Record number three from this Italian noise rock / stoner doom power trio, and weirdly enough the first one of their records to get reviewed on the aQ list. Weird because these guys are amazing and are right up our (and presumably your) alley, a killer twisted hybrid of classic Sabbathy metal and more modern noise rock, downtuned Neurosis-y sludge and spaced out psychedelic dronemetal, a la countrymen Ufomammut. Opener "Bardo Thodol" starts out with a riff that's a dead ringer for Sleep, of course these guys add some chanted monk-like vocals, the vibe droned out and psychedelic, and when the rest of the band finally kick in, the sound is EPIC, massive, and heavy as fuck, a crushing mathy doom sludge dirge, the vocals alternating between a monstrous bellow and a wild feral shriek, the churning riffage and damaged drum pound laced with a surprising amount of melody, and all sorts of strange sounds in the background, that sound like bells and singing and other mysterious field recordings, which are apparently actual recordings of Italian funeral marches, super dramatic, especially when the band cuts out completely, leaving just the mournful wail of distant horns, draped over a strange hushed soundscape of backwards drones and muted muddied effects, the band slowly building back up again, and launching anew into another onslaught of pound and pummel, of soaring metallic heaviness.
The rest of the record unwinds in a similar fashion, the lumbering doomic heaviness tempered with long stretches of vocal drones, of spidery psychedelia, bursts of spazzed out math metal, of grinding noise rock frenzies, finishing off with the epic 16 minute two part closer, the first part of which is a gorgeous stretch of ambient minimalism, all tinkling melodies, barely there rhythms, distant swells, soft squalls of psychedelic guitar, swirling drones, and a deep rumbling buzz, that slowly builds into the second part, a feedback drenched, stop start noise rock blow out, soaring synths over crushing crashing chords, delirious drum pound and wild howled vox, a weirdly tripped out abstract psychedelic finale.
 
AQUARIUS RECORDS

"The intro is the most you can listen to Om without call on Al Cisneros, but the registry changes immediately, and despair becomes undisputed leader.

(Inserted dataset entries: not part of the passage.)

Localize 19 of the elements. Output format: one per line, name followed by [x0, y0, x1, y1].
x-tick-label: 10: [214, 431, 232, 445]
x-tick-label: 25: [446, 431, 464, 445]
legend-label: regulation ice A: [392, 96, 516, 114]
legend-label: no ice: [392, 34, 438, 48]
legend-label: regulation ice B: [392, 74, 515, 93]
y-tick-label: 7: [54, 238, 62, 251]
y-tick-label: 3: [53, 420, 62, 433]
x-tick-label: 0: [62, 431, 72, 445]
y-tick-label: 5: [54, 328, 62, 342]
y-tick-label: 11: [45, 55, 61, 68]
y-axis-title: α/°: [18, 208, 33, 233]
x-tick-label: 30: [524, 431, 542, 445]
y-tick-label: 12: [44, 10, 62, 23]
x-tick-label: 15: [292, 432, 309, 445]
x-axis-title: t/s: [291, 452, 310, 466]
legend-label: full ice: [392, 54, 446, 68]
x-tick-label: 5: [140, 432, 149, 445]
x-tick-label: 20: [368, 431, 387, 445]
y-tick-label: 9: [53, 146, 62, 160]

Doom, dissonant and sharp Psychedelia, convulsed noise and ambient passages with the frothing at the mouth with rage that also when show a twist of light, it crash onto a glass wall and consequent crazy splinters: this is Thanatology, a blacket of heavyness and slowness (too easy to be treated in the last steps of the dead elephant) at the edge of neurosis. Funeral and lacerating inserts alternate with neurotic obsessions (the darker side of Californian band) generating an endless black mantra. The Dead Elephant go further, looking for the warping and purest darkness, and they succeed like few others."